Regulatory T-cells (Treg) are known to alter the immune response of both Th1 and Th2 cells either by cell-cell contact or by the release of pro-/anti-inflammatory cytokines. Adenosine inhibits T-cell activation most likely through A2a receptors and can be formed by the extracellular degradation of adenine nucleotides involving the E-NTPDase (CD39) degrading ATP to ADP and AMP, and the ecto-5'-nucleotidase (CD73) converting AMP to adenosine. Recently it has been shown that CD39 and CD73 are marker enzymes of Treg.

The present study tested two hypotheses: Firstly, does adenosine physiologically formed by Treg inhibit the immune response of the entire Th-cell population? Secondly, can a phosphorylated A2a receptor agonist serve as prodrug, which after dephosphorylation by CD73 specifically inhibits the T-cell immune response?

T-cells, isolated from murine spleens by magnetic micro beads, were stimulated with aCD3/aCD28 which initiated the nuclear translocation of transcriptionfactor NFkB, known to be involved in the secretion of pro-inflammatory cytokines such as IL-2. Using EMSA we found activated NFkB in T-cells lacking CD73 to be significantly upregulated (WT: 4.36 +/­ 0.21, CD73-/-: 6.58 +/­ 0.75; n=4; p=0.029) which was paralleled by increases in release of the pro-inflammatory cytokines IL-2 and IFN-g (ELISA).
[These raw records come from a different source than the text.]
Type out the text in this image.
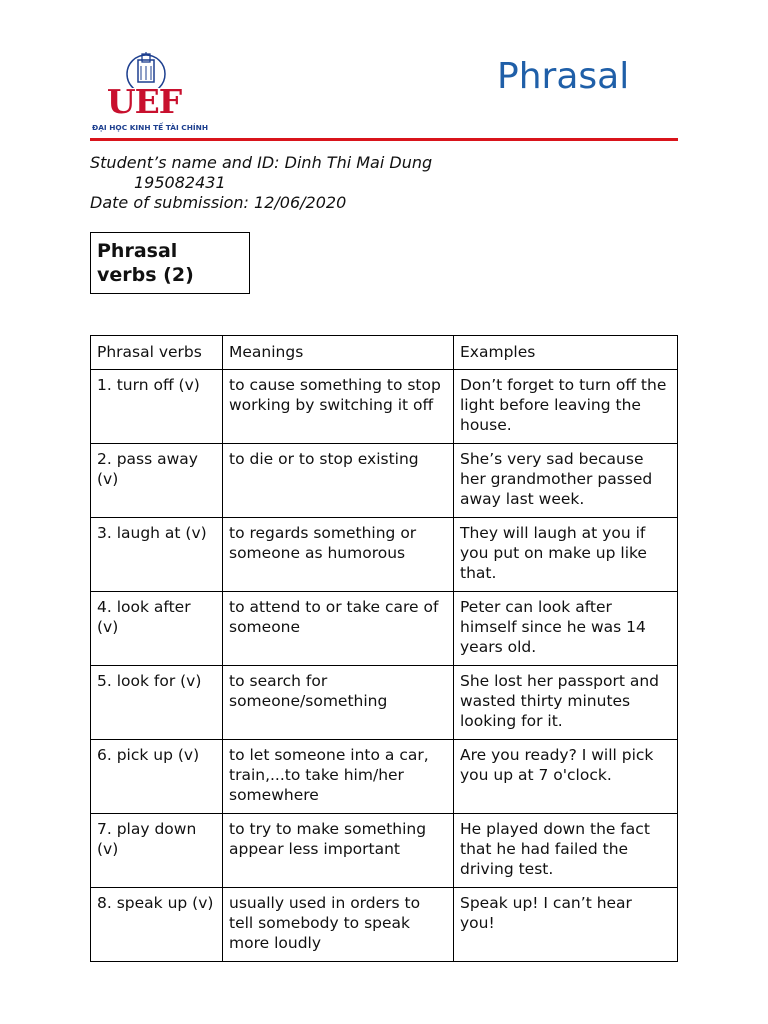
UEF
ĐẠI HỌC KINH TẾ TÀI CHÍNH
Phrasal
Student’s name and ID: Dinh Thi Mai Dung
195082431
Date of submission: 12/06/2020
Phrasal verbs (2)
Phrasal verbs	Meanings	Examples
1. turn off (v)	to cause something to stop working by switching it off	Don’t forget to turn off the light before leaving the house.
2. pass away (v)	to die or to stop existing	She’s very sad because her grandmother passed away last week.
3. laugh at (v)	to regards something or someone as humorous	They will laugh at you if you put on make up like that.
4. look after (v)	to attend to or take care of someone	Peter can look after himself since he was 14 years old.
5. look for (v)	to search for someone/something	She lost her passport and wasted thirty minutes looking for it.
6. pick up (v)	to let someone into a car, train,...to take him/her somewhere	Are you ready? I will pick you up at 7 o'clock.
7. play down (v)	to try to make something appear less important	He played down the fact that he had failed the driving test.
8. speak up (v)	usually used in orders to tell somebody to speak more loudly	Speak up! I can’t hear you!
Treatment of T-cells with AMP (50 mM) caused a massive reduction of IL-2 and IFN-g release which was less pronounced in CD73-/- cells. Similarly, the newly synthesised phosphorylated A2a receptor agonist Cyclo-Hexyl-Ethyl-Thio-AMP (chet-AMP) dose dependently decreased IFN-g release, the EC50 being 5mM. The EC50 of the dephosphorylated chet-AMP was 50 nM.
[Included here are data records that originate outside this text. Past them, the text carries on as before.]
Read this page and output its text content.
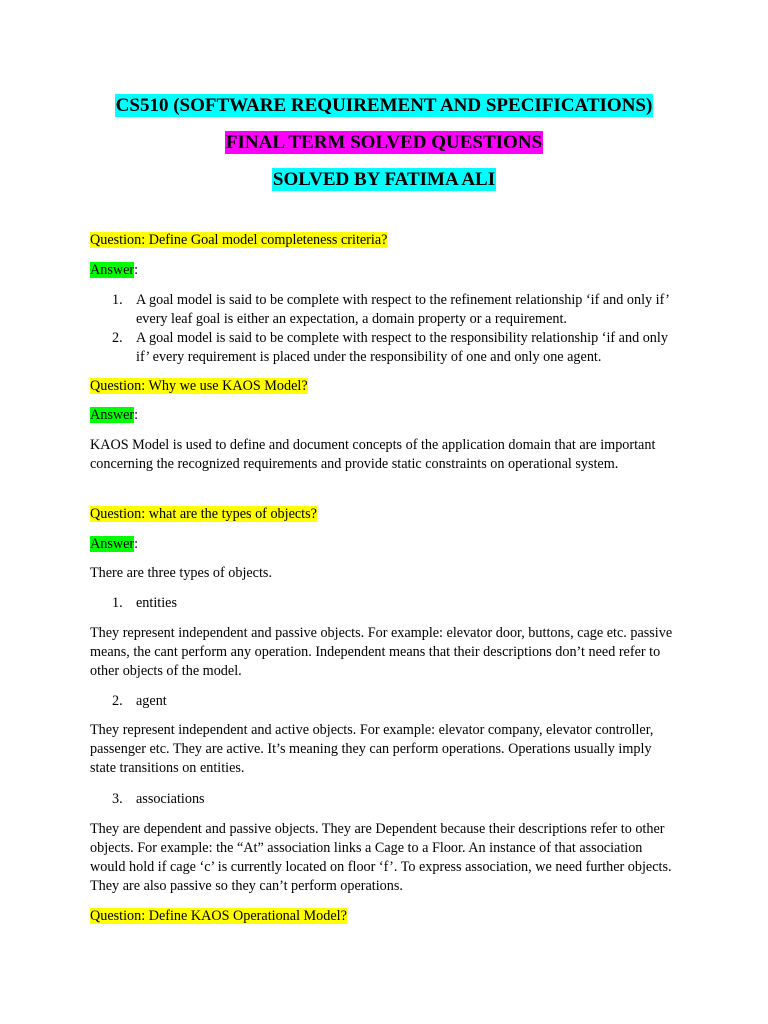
CS510 (SOFTWARE REQUIREMENT AND SPECIFICATIONS)
FINAL TERM SOLVED QUESTIONS
SOLVED BY FATIMA ALI
Question: Define Goal model completeness criteria?
Answer:
1. A goal model is said to be complete with respect to the refinement relationship ‘if and only if’ every leaf goal is either an expectation, a domain property or a requirement.
2. A goal model is said to be complete with respect to the responsibility relationship ‘if and only if’ every requirement is placed under the responsibility of one and only one agent.
Question: Why we use KAOS Model?
Answer:

KAOS Model is used to define and document concepts of the application domain that are important concerning the recognized requirements and provide static constraints on operational system.

Question: what are the types of objects?
Answer:

There are three types of objects.

1. entities

They represent independent and passive objects. For example: elevator door, buttons, cage etc. passive means, the cant perform any operation. Independent means that their descriptions don’t need refer to other objects of the model.

2. agent

They represent independent and active objects. For example: elevator company, elevator controller, passenger etc. They are active. It’s meaning they can perform operations. Operations usually imply state transitions on entities.

3. associations

They are dependent and passive objects. They are Dependent because their descriptions refer to other objects. For example: the “At” association links a Cage to a Floor. An instance of that association would hold if cage ‘c’ is currently located on floor ‘f’. To express association, we need further objects. They are also passive so they can’t perform operations.

Question: Define KAOS Operational Model?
In summary our data show that stimulated CD73-deficient T-cells show a proinflammtory phenotype with increased levels of active NFkB. Thus, the adenosine formed by CD73 is physiological modulator of the immune response. Furthermore, the phosphorylated A2a receptor agonist chet-AMP serves as a prodrug to specifically inhibit cytokine release from T-cells, which is a novel concept with clinical potential.